Q2: cos (t) i - 2sin (2t) j

Q3: (-3, 0, 1) but this was different to the resultant x the vector they give so I probably messed up

Q4: Really messed up

Q5: Assuming this is the variable mass

v = u•ln (5) - 19.6

Q6: a) omega = 3J/2mga I think
b) T = 20pi/3 • root {g/5a}

Q7: b) Y = 7/8 mg
But I think I was supposed to take 3mg/8 away from mg/2 not add it... FFS

Posted from TSR Mobile

Pretty sure for q7 the impulse was at the bottom of the shape not in the middle (2a from axis not a) so mg/4 for last part?

What are the odds that the board will accept both cases for cylindrical shell? The answer I got for closed ends is
(M(3r^3+6hr^2+6rh^2+4h^3))/(12(r+h))

b) Resultant moment about PQ axis:

I theta double dot = amgsin (pi/6)

4/3 ma^2 theta double dot = amg/2

theta double dot = 3g/8a

c) Resultant perpendicular to PQ:

ma theta double dot = mgsin (pi/6) - F

F = mgsin (pi/6) - ma • 3g/8a

F = mg/2 - 3mg/8 = mg/8

Edit: Sorry TSR bugged out on me.

This was my method bar the last line. I did:

F = mg/2 + 3mg/8 = 7mg/8


Posted from TSR Mobile

I think I f****d up.

Anyone have any numerical answers?

Q1: -6 i + 25/2 j

Q2: cos (t) i - 2sin (2t) j

Q3: (-3, 0, 1) but this was different to the resultant x the vector they give so I probably messed up

Q4: Really messed up

Q5: Assuming this is the variable mass

v = u•ln (5) - 19.6

Q6: a) omega = 3J/2mga I think
b) T = 20pi/3 • root {g/5a}

Q7: b) Y = 7/8 mg
But I think I was supposed to take 3mg/8 away from mg/2 not add it... FFS

Posted from TSR Mobile

Yeah that's it (the first one).

His confusion is over fact that the impulse was at 2a, but in this part we only care about COM which is distance a from axis.
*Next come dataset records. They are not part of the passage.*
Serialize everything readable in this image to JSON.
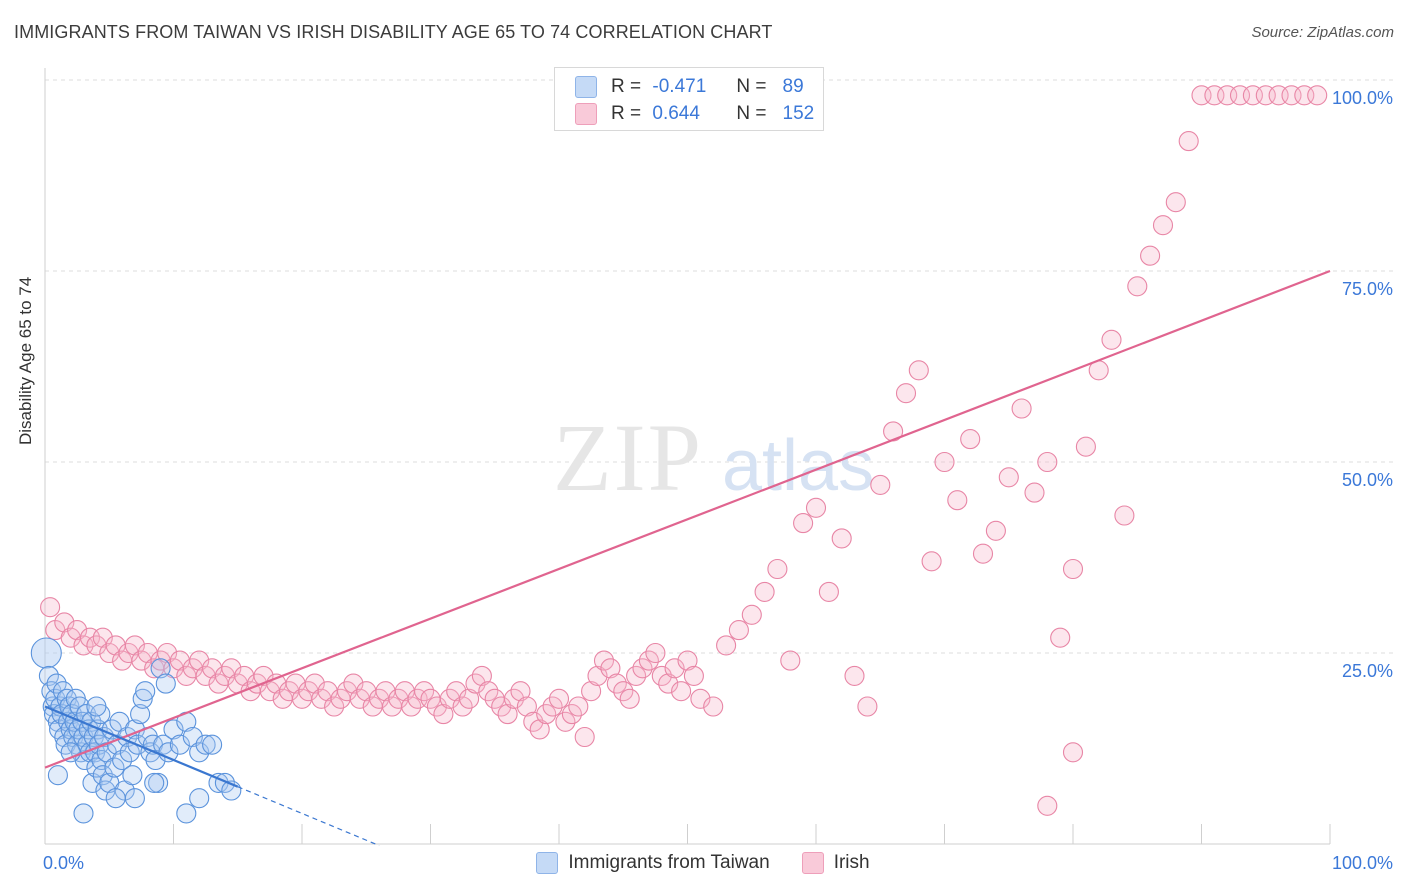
{
  "header": {
    "title": "IMMIGRANTS FROM TAIWAN VS IRISH DISABILITY AGE 65 TO 74 CORRELATION CHART",
    "source": "Source: ZipAtlas.com"
  },
  "watermark": {
    "zip": "ZIP",
    "atlas": "atlas"
  },
  "stats_legend": {
    "rows": [
      {
        "r_label": "R =",
        "r_value": "-0.471",
        "n_label": "N =",
        "n_value": "89",
        "color": "#a9c8f2"
      },
      {
        "r_label": "R =",
        "r_value": "0.644",
        "n_label": "N =",
        "n_value": "152",
        "color": "#f6b8cc"
      }
    ]
  },
  "legend": {
    "taiwan": "Immigrants from Taiwan",
    "irish": "Irish"
  },
  "colors": {
    "taiwan_fill": "#a9c8f2",
    "taiwan_stroke": "#5b93dc",
    "taiwan_line": "#3a77d0",
    "irish_fill": "#f6b8cc",
    "irish_stroke": "#e886a6",
    "irish_line": "#e0648f",
    "tick_text": "#3b78d8"
  },
  "chart_data": {
    "type": "scatter",
    "xlabel": "",
    "ylabel": "Disability Age 65 to 74",
    "xlim": [
      0,
      100
    ],
    "ylim": [
      0,
      100
    ],
    "x_tick_labels": [
      "0.0%",
      "100.0%"
    ],
    "y_tick_labels": [
      {
        "v": 25,
        "label": "25.0%"
      },
      {
        "v": 50,
        "label": "50.0%"
      },
      {
        "v": 75,
        "label": "75.0%"
      },
      {
        "v": 100,
        "label": "100.0%"
      }
    ],
    "grid": true,
    "series": [
      {
        "name": "Immigrants from Taiwan",
        "trend": {
          "x0": 0,
          "y0": 18.0,
          "x1": 15,
          "y1": 7.5,
          "dash_to_x": 26
        },
        "points": [
          [
            0.1,
            25
          ],
          [
            0.3,
            22
          ],
          [
            0.5,
            20
          ],
          [
            0.6,
            18
          ],
          [
            0.7,
            17
          ],
          [
            0.8,
            19
          ],
          [
            0.9,
            21
          ],
          [
            1.0,
            16
          ],
          [
            1.1,
            15
          ],
          [
            1.2,
            18
          ],
          [
            1.3,
            17
          ],
          [
            1.4,
            20
          ],
          [
            1.5,
            14
          ],
          [
            1.6,
            13
          ],
          [
            1.7,
            19
          ],
          [
            1.8,
            16
          ],
          [
            1.9,
            18
          ],
          [
            2.0,
            15
          ],
          [
            2.1,
            17
          ],
          [
            2.2,
            14
          ],
          [
            2.3,
            16
          ],
          [
            2.4,
            19
          ],
          [
            2.5,
            13
          ],
          [
            2.6,
            15
          ],
          [
            2.7,
            18
          ],
          [
            2.8,
            12
          ],
          [
            2.9,
            16
          ],
          [
            3.0,
            14
          ],
          [
            3.1,
            11
          ],
          [
            3.2,
            17
          ],
          [
            3.3,
            13
          ],
          [
            3.4,
            15
          ],
          [
            3.5,
            12
          ],
          [
            3.6,
            16
          ],
          [
            3.7,
            8
          ],
          [
            3.8,
            14
          ],
          [
            3.9,
            12
          ],
          [
            4.0,
            10
          ],
          [
            4.1,
            15
          ],
          [
            4.2,
            13
          ],
          [
            4.3,
            17
          ],
          [
            4.4,
            11
          ],
          [
            4.5,
            9
          ],
          [
            4.6,
            14
          ],
          [
            4.7,
            7
          ],
          [
            4.8,
            12
          ],
          [
            5.0,
            8
          ],
          [
            5.2,
            15
          ],
          [
            5.4,
            10
          ],
          [
            5.6,
            13
          ],
          [
            5.8,
            16
          ],
          [
            6.0,
            11
          ],
          [
            6.2,
            7
          ],
          [
            6.4,
            14
          ],
          [
            6.6,
            12
          ],
          [
            6.8,
            9
          ],
          [
            7.0,
            15
          ],
          [
            7.2,
            13
          ],
          [
            7.4,
            17
          ],
          [
            7.6,
            19
          ],
          [
            7.8,
            20
          ],
          [
            8.0,
            14
          ],
          [
            8.2,
            12
          ],
          [
            8.4,
            13
          ],
          [
            8.6,
            11
          ],
          [
            8.8,
            8
          ],
          [
            9.0,
            23
          ],
          [
            9.2,
            13
          ],
          [
            9.4,
            21
          ],
          [
            9.6,
            12
          ],
          [
            10.0,
            15
          ],
          [
            10.5,
            13
          ],
          [
            11.0,
            16
          ],
          [
            11.5,
            14
          ],
          [
            12.0,
            12
          ],
          [
            12.5,
            13
          ],
          [
            13.0,
            13
          ],
          [
            13.5,
            8
          ],
          [
            14.0,
            8
          ],
          [
            14.5,
            7
          ],
          [
            1.0,
            9
          ],
          [
            2.0,
            12
          ],
          [
            3.0,
            4
          ],
          [
            4.0,
            18
          ],
          [
            5.5,
            6
          ],
          [
            7.0,
            6
          ],
          [
            8.5,
            8
          ],
          [
            11.0,
            4
          ],
          [
            12.0,
            6
          ]
        ]
      },
      {
        "name": "Irish",
        "trend": {
          "x0": 0,
          "y0": 10.0,
          "x1": 100,
          "y1": 75.0
        },
        "points": [
          [
            0.4,
            31
          ],
          [
            0.8,
            28
          ],
          [
            1.5,
            29
          ],
          [
            2.0,
            27
          ],
          [
            2.5,
            28
          ],
          [
            3.0,
            26
          ],
          [
            3.5,
            27
          ],
          [
            4.0,
            26
          ],
          [
            4.5,
            27
          ],
          [
            5.0,
            25
          ],
          [
            5.5,
            26
          ],
          [
            6.0,
            24
          ],
          [
            6.5,
            25
          ],
          [
            7.0,
            26
          ],
          [
            7.5,
            24
          ],
          [
            8.0,
            25
          ],
          [
            8.5,
            23
          ],
          [
            9.0,
            24
          ],
          [
            9.5,
            25
          ],
          [
            10.0,
            23
          ],
          [
            10.5,
            24
          ],
          [
            11.0,
            22
          ],
          [
            11.5,
            23
          ],
          [
            12.0,
            24
          ],
          [
            12.5,
            22
          ],
          [
            13.0,
            23
          ],
          [
            13.5,
            21
          ],
          [
            14.0,
            22
          ],
          [
            14.5,
            23
          ],
          [
            15.0,
            21
          ],
          [
            15.5,
            22
          ],
          [
            16.0,
            20
          ],
          [
            16.5,
            21
          ],
          [
            17.0,
            22
          ],
          [
            17.5,
            20
          ],
          [
            18.0,
            21
          ],
          [
            18.5,
            19
          ],
          [
            19.0,
            20
          ],
          [
            19.5,
            21
          ],
          [
            20.0,
            19
          ],
          [
            20.5,
            20
          ],
          [
            21.0,
            21
          ],
          [
            21.5,
            19
          ],
          [
            22.0,
            20
          ],
          [
            22.5,
            18
          ],
          [
            23.0,
            19
          ],
          [
            23.5,
            20
          ],
          [
            24.0,
            21
          ],
          [
            24.5,
            19
          ],
          [
            25.0,
            20
          ],
          [
            25.5,
            18
          ],
          [
            26.0,
            19
          ],
          [
            26.5,
            20
          ],
          [
            27.0,
            18
          ],
          [
            27.5,
            19
          ],
          [
            28.0,
            20
          ],
          [
            28.5,
            18
          ],
          [
            29.0,
            19
          ],
          [
            29.5,
            20
          ],
          [
            30.0,
            19
          ],
          [
            30.5,
            18
          ],
          [
            31.0,
            17
          ],
          [
            31.5,
            19
          ],
          [
            32.0,
            20
          ],
          [
            32.5,
            18
          ],
          [
            33.0,
            19
          ],
          [
            33.5,
            21
          ],
          [
            34.0,
            22
          ],
          [
            34.5,
            20
          ],
          [
            35.0,
            19
          ],
          [
            35.5,
            18
          ],
          [
            36.0,
            17
          ],
          [
            36.5,
            19
          ],
          [
            37.0,
            20
          ],
          [
            37.5,
            18
          ],
          [
            38.0,
            16
          ],
          [
            38.5,
            15
          ],
          [
            39.0,
            17
          ],
          [
            39.5,
            18
          ],
          [
            40.0,
            19
          ],
          [
            40.5,
            16
          ],
          [
            41.0,
            17
          ],
          [
            41.5,
            18
          ],
          [
            42.0,
            14
          ],
          [
            42.5,
            20
          ],
          [
            43.0,
            22
          ],
          [
            43.5,
            24
          ],
          [
            44.0,
            23
          ],
          [
            44.5,
            21
          ],
          [
            45.0,
            20
          ],
          [
            45.5,
            19
          ],
          [
            46.0,
            22
          ],
          [
            46.5,
            23
          ],
          [
            47.0,
            24
          ],
          [
            47.5,
            25
          ],
          [
            48.0,
            22
          ],
          [
            48.5,
            21
          ],
          [
            49.0,
            23
          ],
          [
            49.5,
            20
          ],
          [
            50.0,
            24
          ],
          [
            50.5,
            22
          ],
          [
            51.0,
            19
          ],
          [
            52.0,
            18
          ],
          [
            53.0,
            26
          ],
          [
            54.0,
            28
          ],
          [
            55.0,
            30
          ],
          [
            56.0,
            33
          ],
          [
            57.0,
            36
          ],
          [
            58.0,
            24
          ],
          [
            59.0,
            42
          ],
          [
            60.0,
            44
          ],
          [
            61.0,
            33
          ],
          [
            62.0,
            40
          ],
          [
            63.0,
            22
          ],
          [
            64.0,
            18
          ],
          [
            65.0,
            47
          ],
          [
            66.0,
            54
          ],
          [
            67.0,
            59
          ],
          [
            68.0,
            62
          ],
          [
            69.0,
            37
          ],
          [
            70.0,
            50
          ],
          [
            71.0,
            45
          ],
          [
            72.0,
            53
          ],
          [
            73.0,
            38
          ],
          [
            74.0,
            41
          ],
          [
            75.0,
            48
          ],
          [
            76.0,
            57
          ],
          [
            77.0,
            46
          ],
          [
            78.0,
            50
          ],
          [
            79.0,
            27
          ],
          [
            80.0,
            36
          ],
          [
            81.0,
            52
          ],
          [
            82.0,
            62
          ],
          [
            83.0,
            66
          ],
          [
            84.0,
            43
          ],
          [
            85.0,
            73
          ],
          [
            86.0,
            77
          ],
          [
            87.0,
            81
          ],
          [
            88.0,
            84
          ],
          [
            89.0,
            92
          ],
          [
            90.0,
            98
          ],
          [
            91.0,
            98
          ],
          [
            92.0,
            98
          ],
          [
            93.0,
            98
          ],
          [
            94.0,
            98
          ],
          [
            95.0,
            98
          ],
          [
            96.0,
            98
          ],
          [
            97.0,
            98
          ],
          [
            98.0,
            98
          ],
          [
            99.0,
            98
          ],
          [
            78.0,
            5
          ],
          [
            80.0,
            12
          ]
        ]
      }
    ]
  }
}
Q 6 is wrong: can't remember my and a but yours has units of 1/s not seconds

Any predictions on how many marks my sign error will cost me? Really annoyed I did that

Well it's A1 or A1M1 lost for wrong equation and A1 final ans so 2-3

I may have got a/5g instead of g/5a. I remember a 5 on the denominator of the root.

Edit: Yes it must have been a/5g.

I'm pretty sure there was a square root 2 under sort sign as COM was sqrt(2) from axis

CoM was root10/2 from axis not root2. CoM was at 1/2,1/2 taking the kink in the wire as the origin.
I had T=pi root(8root10a/3g) or T=2pi root(2root10a/3g)

How? Two wires of equal mass side length 2a each. So at (a,a)???

i meant combined centre of mass for the entire kinked wire. should have clarified what I meant.

Still don't understand where that number comes from? Was there only one wire and nothing else stuck on?

sum of moments= moments of sum

m(0,a)+m(a,0)=2m(x,y)

(x.y)=1/2a, 1/2a

I think 6 marks I'm not quite sure. You couldhave done it using 2 separate centres of mass on each wire but I chose to combine the CoM to make it easier.

I think 6 marks I'm not quite sure. You couldhave done it using 2 separate centres of mass on each wire but I chose to combine the CoM to make it easier.